Assim realizámos um projeto que envolveu as crianças italianas, as quais prepararam mensagens de solidariedade para entregar aos órfãos de Mariupol: vídeo, cartinhas, prendas. Eu fui uma espécie de “mensageiro” levando este material às crianças, fizemo-las comunicar à distância. Porque afinal é delas que devemos aprender: são acolhedoras, inclusivas, não têm sentimentos negativos e não são guiadas por interesses económicos e de poder. São puras, inocentes, e nós deveríamos aprender a olhar o mundo com os seus olhos para aprender a construir a paz.
Então veio a ideia de as trazer para Itália porque são crianças que viram o horror da guerra, que viram a vingança, o ódio, a destruição. Como podem crescer crianças que viram tudo isto? Nós temos a obrigação e a responsabilidade de as ajudar a superar este trauma, de as ajudar a fazer-lhe compreender que a vida não é só o mal, mas existe uma alternativa, que existe a beleza, o amor, a solidariedade. Portanto a viagem dos órfãos de guerra ucranianos em Itália tem este especial significado, isto é, o de lhes restituir a esperança de continuar a viver e ensiná-las que é possível voltar a ver o mundo a cores.
Assim levámo-las ao carnaval de Ivrea, acolhidas pelo Presidente Cirio. Pensa que algumas destas crianças, menores de 13 anos, são deficientes, algumas com síndrome de down e algumas traumatizadas. Algumas delas têm uma máscara fria, sem sorriso, e isto é muito triste: levá-las ao carnaval despertou também nas mais difíceis um pouco de reação, de curiosidade. Na minha opinião conseguimos, já com este primeiro evento as crianças divertiram-se, por um momento não pensaram naquilo que de mal viveram, e isto é já um grande resultado. De qualquer maneira nós continuamos, porque não se trata apenas de ir ao carnaval, trata-se de uma viagem, seja para recolher fundos – porque todas as administrações comunais começaram recolhas de fundos para as crianças – seja para conhecer melhor o nosso país, e eventualmente procurar também famílias que as queiram adotar. Esta é uma possibilidade até que não termine o conflito.

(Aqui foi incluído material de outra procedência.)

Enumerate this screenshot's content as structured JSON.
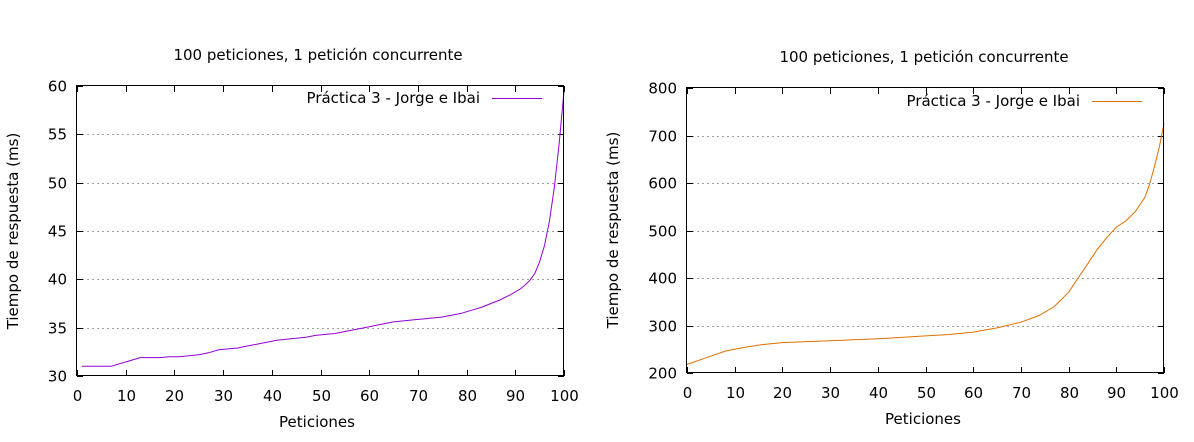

E ainda, levámo-las à fábrica da Olivetti, ao Museu Egipcio de Torino, em breve as levaremos a Coverciano com a FIGC a assistir ao treino da nacional feminina, levá-las-emos ao Cardeal Zuppi para lhes entregar a pomba da paz desenhada pelas próprias crianças – e ele nos ensina o que significa apoiar as crianças, fez tanto com a sua missão de paz como delegado do Papa Francisco. Será um encontro muito significativo, um momento de verdade especial. Depois iremos ao Palazzo Vecchio em Firenze.
Aceitas contar-nos um momento significativo que te tocou particularmente durante a experiencia de acolhimento destas crianças?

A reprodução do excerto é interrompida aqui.